Bölüm 17: Konuşma 🐺

903 87 48
                                    

Popişinize kazık sokmaya çalışanı kazık yapmayı unutmayın.

🐺

Koltukta oturuşumu dikleştirdim ve gözlerimi tekrar ona çevirdim. Altay, bana dönük olan vücudunu geriye çekip koltuğa yaslandı ve karşıda ki duvara odaklandı.

"Buraya geldiğin için teşekkür ederim, Mervan. Kafanda yargılar vardı ama yinede olanları görmezden gelip buraya kadar geldin."

Bana konuşsana be adam! Duvarda mıyım ben?

Sustuğunda bir şey söyleme gereği hissetmedim. Bu yüzden devam etmesini bekledim.

"Kabul etmesi zor, farkındayım. Durumu kolaylaşırabilmek için elimden geleni yapmaya çalışıyorum ve çalışacağım." dedi ve kafası koltuğa yaslanmışken bana doğru döndü.

Şükür.

"Sana yemin ederim ki bu mühür meselesi biz kurt insanalar içinde zor.
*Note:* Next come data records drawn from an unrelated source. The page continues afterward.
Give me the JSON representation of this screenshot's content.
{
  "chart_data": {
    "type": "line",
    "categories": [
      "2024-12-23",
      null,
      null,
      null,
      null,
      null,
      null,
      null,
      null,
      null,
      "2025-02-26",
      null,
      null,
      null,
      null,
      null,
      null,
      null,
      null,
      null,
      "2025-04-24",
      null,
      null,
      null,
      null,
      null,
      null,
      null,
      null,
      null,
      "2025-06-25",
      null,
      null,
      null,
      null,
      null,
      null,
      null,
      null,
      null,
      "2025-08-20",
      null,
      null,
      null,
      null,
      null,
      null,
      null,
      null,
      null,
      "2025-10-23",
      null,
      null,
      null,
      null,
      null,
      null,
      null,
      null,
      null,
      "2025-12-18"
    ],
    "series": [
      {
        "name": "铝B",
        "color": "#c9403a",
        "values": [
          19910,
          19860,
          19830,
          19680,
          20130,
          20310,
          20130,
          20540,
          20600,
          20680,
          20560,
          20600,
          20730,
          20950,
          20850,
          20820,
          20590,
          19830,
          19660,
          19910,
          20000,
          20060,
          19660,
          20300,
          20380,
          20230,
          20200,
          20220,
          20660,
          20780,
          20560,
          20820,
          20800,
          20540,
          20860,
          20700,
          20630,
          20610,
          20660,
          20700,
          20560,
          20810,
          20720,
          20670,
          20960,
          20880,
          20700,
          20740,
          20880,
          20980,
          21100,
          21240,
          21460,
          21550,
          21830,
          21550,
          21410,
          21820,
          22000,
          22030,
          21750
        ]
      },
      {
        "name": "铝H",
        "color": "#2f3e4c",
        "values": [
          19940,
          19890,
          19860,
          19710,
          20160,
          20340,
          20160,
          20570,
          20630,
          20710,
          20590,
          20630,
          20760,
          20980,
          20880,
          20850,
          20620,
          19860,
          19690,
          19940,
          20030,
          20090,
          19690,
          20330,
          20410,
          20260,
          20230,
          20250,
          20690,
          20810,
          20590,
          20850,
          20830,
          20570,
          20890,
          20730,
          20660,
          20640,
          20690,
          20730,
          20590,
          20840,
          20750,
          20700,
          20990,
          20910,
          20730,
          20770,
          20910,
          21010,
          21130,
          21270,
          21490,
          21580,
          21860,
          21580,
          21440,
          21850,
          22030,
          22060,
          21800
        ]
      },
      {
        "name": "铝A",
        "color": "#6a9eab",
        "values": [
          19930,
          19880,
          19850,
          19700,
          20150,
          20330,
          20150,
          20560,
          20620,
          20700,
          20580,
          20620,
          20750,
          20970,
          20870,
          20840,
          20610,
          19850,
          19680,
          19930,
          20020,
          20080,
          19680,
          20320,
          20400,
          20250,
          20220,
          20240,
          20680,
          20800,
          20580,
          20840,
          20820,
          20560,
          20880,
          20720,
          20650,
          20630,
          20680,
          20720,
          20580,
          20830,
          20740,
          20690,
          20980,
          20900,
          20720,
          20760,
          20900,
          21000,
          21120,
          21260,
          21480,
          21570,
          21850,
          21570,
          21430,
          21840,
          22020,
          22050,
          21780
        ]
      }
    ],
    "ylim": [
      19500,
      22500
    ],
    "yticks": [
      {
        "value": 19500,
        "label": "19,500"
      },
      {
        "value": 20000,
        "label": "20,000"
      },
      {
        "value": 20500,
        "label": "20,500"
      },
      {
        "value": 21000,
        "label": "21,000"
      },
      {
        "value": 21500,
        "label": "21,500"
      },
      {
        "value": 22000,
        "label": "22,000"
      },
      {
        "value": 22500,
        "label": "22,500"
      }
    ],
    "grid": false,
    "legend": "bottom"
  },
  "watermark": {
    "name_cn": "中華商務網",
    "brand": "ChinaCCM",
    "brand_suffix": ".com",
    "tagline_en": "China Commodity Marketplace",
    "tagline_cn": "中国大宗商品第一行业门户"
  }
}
Bizlere çocukluğumuzdan beri bu durum anlatılırdı. Hep hayalini kurduğumuz, masalsı bir durumdu 'mühür' bu yüzden. Ama şimdi anlıyorum ki sanıldığı kadar masalsı değilmiş."

"Neden?" dedim.

Güldü soruma, güzel yüzüne yakışan bir gülüştü bu. " Orası bana kalsın."  dedi sırıtarak.

Kaşlarımı çattım bu dediğine ama yinede üstelemedim. Söylemek istemiyorsa söylemezdi.

Ama söylese iyi olurdu.

"Seni hiçbir şeye zorunlu bırakmak istemiyorum. Kendi isteğinle yap, benim için değil. Eğer Dolunay ve Tunay'ın sözleriyle geldiysen, lütfen kendini kalmaya zorlama ve... git."

Buraya zorla gediğimi düşünmesi Altay'ın aptallığıydı. Beni buraya hangi güç zorla getirebilirdi ki? Milli gurur bozkurdumuz daha beni tanımıyor.

Tanışırız canım, onuda yaparız..

"Onların sözleriyle gelmedim. Beni ikna edebilecek sağlam şeyler söylemediler. Evet belki biraz inat olmuş olabilirim ama o sayılmaz bile. Anlayacağın kendi isteğimle buradayım." sözlerim bittiğinde yüzünde asılı kalmış gülümseme daha da derinleşti.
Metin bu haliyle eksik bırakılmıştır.